Dos culturas que coexisten todavía en este lejano rincón del trópico. Por un lado la herencia colonial francesa, visible sobre todo en la capital, con sus cafés llenos de pan chocolat y croasanes, barras de pan como dios manda, y los supermercados bien surtidos, hasta con jamón serrano. Y por otro lado la cultura nativa isleña (kanak), más visible en el campo, pero que cobra protagonismo en el centro cultural Tjibaou, y presencia en las mujeres con los coloridos vestidos floreados.
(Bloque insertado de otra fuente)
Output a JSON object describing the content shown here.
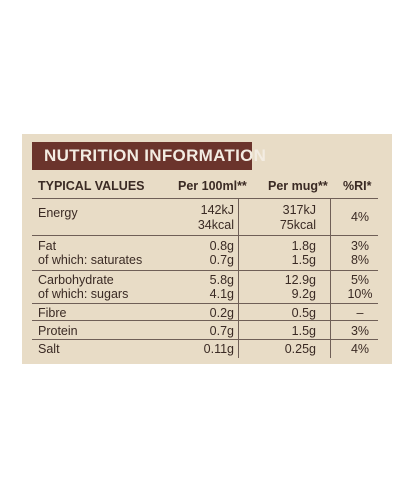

De momento en Nueva Caledonia coexisten pacíficamente, pero en 2014 las urnas decidirán si el territorio sigue unido a Francia o empieza a andar en solitario.
La plaza de Noumea es también ejemplo de esta dualidad. Tiene una fuente europea, con estatua, palomas y todo, junto a la que se despliega una colorida feria local isleña. Uno de los días se dedicó a la cultura de las vecinas islas de Wallis y Futuna. Gracias a ellos pude volver a comer taro, fruta del pan, y carne cocinada con sabor a humo. Sabores y olores que se lleva el progreso. Curiosamente estas islas consiguieron la independencia, pero empeoraron su economía. Esa es la gran duda que se tiene la gente sobre el futuro del país.
Mientras tanto la vida transcurre tranquila, con salarios europeos, pero al ritmo y clima isleño. El policía de inmigración me atendió sin dejar de hablar con un amigo por el móvil, planificando el fin de semana, y olvidándose de sellarme el pasaporte. Aun con todo el país funciona. Las carreteras están arregladas, y las roulottes ambulantes que venden comida son últimos modelos, con todas las garantías sanitarias. Los precios son también europeos. En el mercado, la lechuga estaba al equivalente a 14 € por kilo. Al menos la moneda local tiene billetes coloridos y alegres, casi de juguete, como si los precios fueran de broma.
Sólo vi el cielo azul en el aeropuerto al coger el avión hacia Papeete. En un guiño cómico la lluvia paraba al dejar el país. Como queriendo resarcirme de los días perdidos sin oder hacer nada, los caprichos de los convenios internacionales me devolvieron un día. Salía de Nueva Caledonia un viernes, y tras cinco horas de vuelo llegaba a Papeete el jueves por la tarde. Había cruzado la línea de cambio de fecha y debía retrasarme un día. Este año me acostaré 367 noches.
Nacho,por favor, quédate a vivir en alguno de estos sitios de ensueño, y no me quedará más remedio que ir a visitaros «as soon as possible»
!Qué puesta de Sol»
Mañana iremos a comer a Tabarca. Nos acordaremos de vosotros (no es Fiji, pero no el agua es cristalina!!)
Por cierto, sois de las pocas personas en el mundo que vais a disfrutar de un año de 367 días!!!!!!! Sois únicos!!!!!!!!!!